I have several pet peeves, and one of them is the idea that when Americans get to keep their own money, it somehow “costs” the government. This notion is on display today in a story about fiscal-cliff negotiations, in the Washington Post:
…the generations-old mortgage-interest deduction — which costs the government roughly $100 billion a year… [emphasis added]
Perhaps it makes sense to get rid of the mortgage-interest deduction, provided that it’s a part of a broad and healthy tax reform. That’s a debate worth having. And I also understand how deductions look on a balance sheet. But that’s not the point. The point is that personal property — mine, yours, and that of reporters at the Post – doesn’t cost the government. We shouldn’t use words and phrases that suggest otherwise.
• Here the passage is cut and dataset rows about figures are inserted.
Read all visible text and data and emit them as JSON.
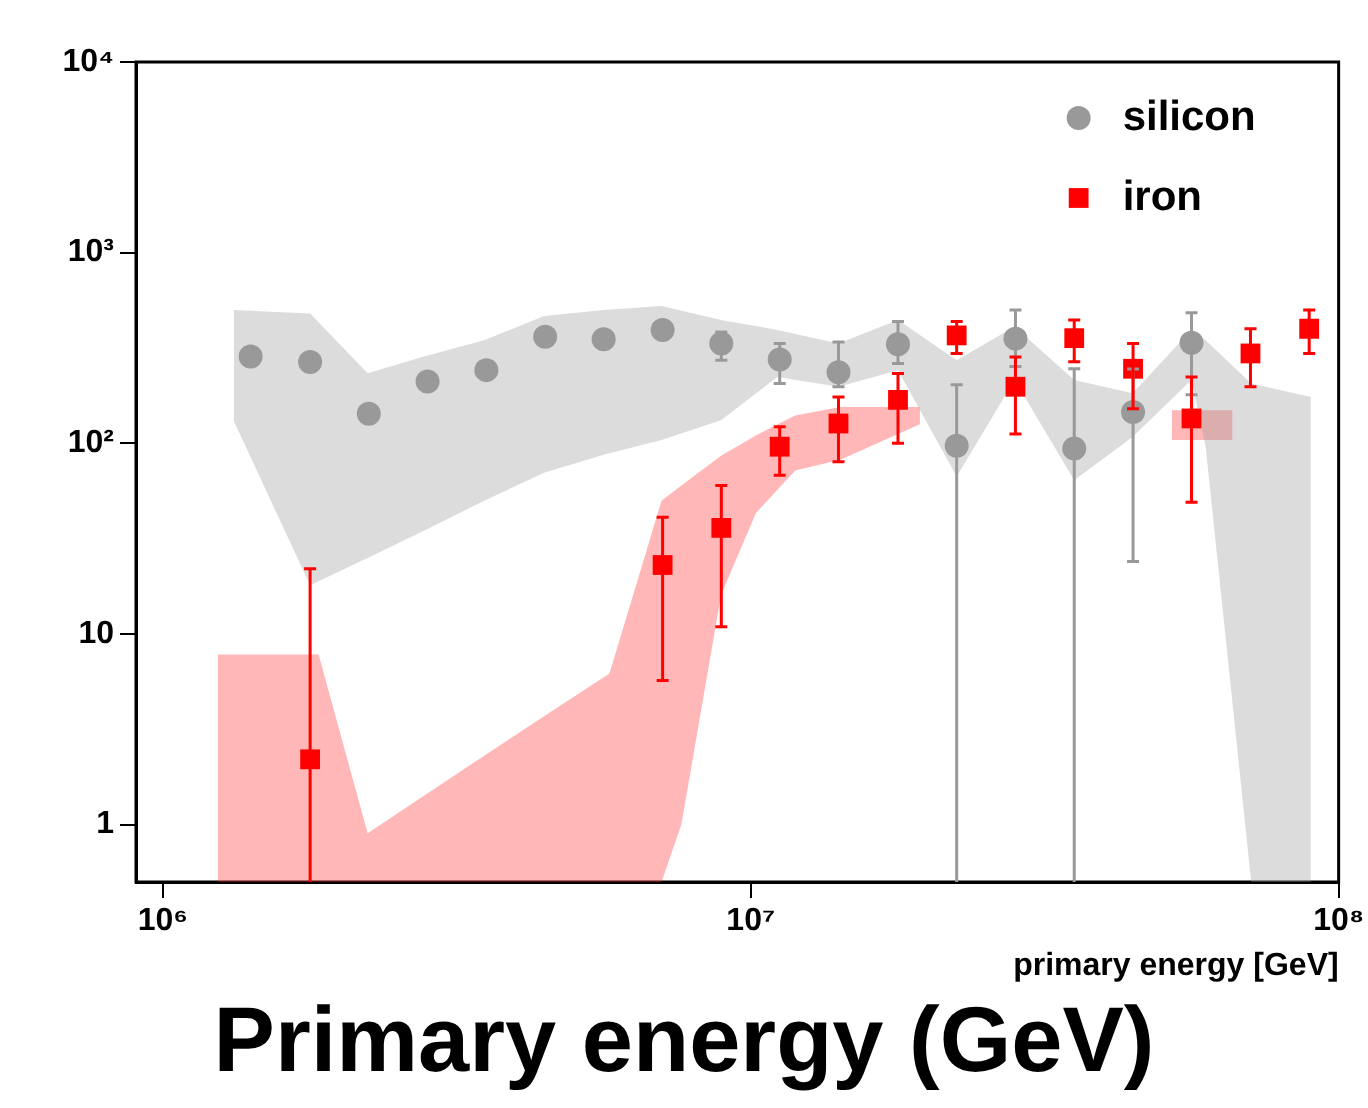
{
  "chart_data": {
    "type": "scatter",
    "xlabel": "primary energy [GeV]",
    "annotations": [
      "Primary energy (GeV)"
    ],
    "log": "xy",
    "xlim": [
      900000,
      100000000
    ],
    "ylim": [
      0.5,
      10000
    ],
    "xticks": [
      {
        "value": 1000000,
        "label": "10⁶"
      },
      {
        "value": 10000000,
        "label": "10⁷"
      },
      {
        "value": 100000000,
        "label": "10⁸"
      }
    ],
    "yticks": [
      1,
      10,
      {
        "value": 100,
        "label": "10²"
      },
      {
        "value": 1000,
        "label": "10³"
      },
      {
        "value": 10000,
        "label": "10⁴"
      }
    ],
    "grid": false,
    "legend": "top right",
    "series": [
      {
        "type": "area",
        "color": "#9a9a9a",
        "values": [
          null,
          null,
          null,
          null,
          null,
          null,
          null,
          null,
          null,
          null,
          null,
          null,
          null,
          null,
          null,
          null,
          null,
          null,
          null,
          null
        ],
        "x": [
          1320000,
          1780000,
          2230000,
          2790000,
          3520000,
          4450000,
          5620000,
          7050000,
          8900000,
          11100000,
          14100000,
          17800000,
          22400000,
          28100000,
          35500000,
          44600000,
          56200000,
          59400000,
          71000000,
          89700000
        ],
        "lower": [
          131,
          18,
          25,
          35,
          50,
          70,
          87,
          104,
          132,
          223,
          198,
          242,
          67,
          215,
          64,
          108,
          215,
          96,
          0.5,
          0.5
        ],
        "upper": [
          500,
          480,
          233,
          286,
          347,
          465,
          500,
          525,
          443,
          393,
          334,
          443,
          273,
          409,
          215,
          183,
          393,
          347,
          206,
          175
        ]
      },
      {
        "type": "area",
        "color": "#ff3030",
        "values": [
          null,
          null,
          null,
          null,
          null,
          null,
          null,
          null,
          null,
          null,
          null,
          null,
          null
        ],
        "x": [
          1240000,
          1840000,
          2230000,
          3520000,
          4450000,
          5750000,
          7050000,
          7620000,
          8900000,
          10200000,
          11900000,
          14200000,
          19400000
        ],
        "lower": [
          0.5,
          0.5,
          0.5,
          0.5,
          0.5,
          0.5,
          0.5,
          1,
          16,
          43,
          72,
          82,
          126
        ],
        "upper": [
          7.8,
          7.8,
          0.9,
          2.3,
          3.7,
          6.2,
          50,
          60,
          86,
          110,
          140,
          155,
          155
        ]
      },
      {
        "type": "area",
        "color": "#ff3030",
        "values": [
          null,
          null
        ],
        "x": [
          52000000,
          66000000
        ],
        "lower": [
          104,
          104
        ],
        "upper": [
          149,
          149
        ]
      },
      {
        "name": "silicon",
        "color": "#999999",
        "marker": "circle",
        "x": [
          1410000,
          1780000,
          2240000,
          2820000,
          3550000,
          4470000,
          5620000,
          7080000,
          8910000,
          11200000,
          14100000,
          17800000,
          22400000,
          28200000,
          35500000,
          44700000,
          56200000
        ],
        "values": [
          285,
          267,
          143,
          211,
          242,
          362,
          351,
          393,
          334,
          275,
          236,
          331,
          97,
          354,
          94,
          146,
          337
        ],
        "errors": [
          null,
          null,
          null,
          null,
          null,
          null,
          null,
          null,
          [
            273,
            383
          ],
          [
            206,
            334
          ],
          [
            198,
            340
          ],
          [
            262,
            435
          ],
          [
            0.5,
            203
          ],
          [
            253,
            500
          ],
          [
            0.5,
            246
          ],
          [
            24,
            245
          ],
          [
            180,
            484
          ]
        ]
      },
      {
        "name": "iron",
        "color": "#ff0000",
        "marker": "square",
        "x": [
          1780000,
          7080000,
          8910000,
          11200000,
          14100000,
          17800000,
          22400000,
          28200000,
          35500000,
          44700000,
          56200000,
          70800000,
          89100000
        ],
        "values": [
          2.2,
          23,
          36,
          96,
          127,
          169,
          368,
          198,
          356,
          246,
          135,
          296,
          399
        ],
        "errors": [
          [
            0.5,
            22
          ],
          [
            5.7,
            41
          ],
          [
            10.9,
            60
          ],
          [
            68,
            122
          ],
          [
            80,
            175
          ],
          [
            100,
            232
          ],
          [
            296,
            435
          ],
          [
            112,
            284
          ],
          [
            268,
            443
          ],
          [
            152,
            334
          ],
          [
            49,
            223
          ],
          [
            198,
            399
          ],
          [
            296,
            500
          ]
        ]
      }
    ]
  }
}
Alas, the idea that our money is our own, not something the government gives us the privilege of keeping, when it so desires, is not the prevaling one today. The bigger government gets, the more it depends on envy and greed to keep it fueled. ("What's mine is mine, and what's yours is mine.")
So this isn't exactly a big shock:
Sixty percent in this ABC News/Washington Post poll support raising taxes on incomes more than $250,000 a year, long a popular option overall, but also a divisive one: While 73 percent of Democrats and 63 percent of independents are in favor, far fewer Republicans, 39 percent, agree.
Additionally, Democrats have roughly similar reactions to capitalism (55% positive) and socialism (53%), while Republicans are much more positive about the former than the latter, by 72% to 23%, respectively.
Wow. Capitalism over socialism by 2 points with Democrats. It's a landslide!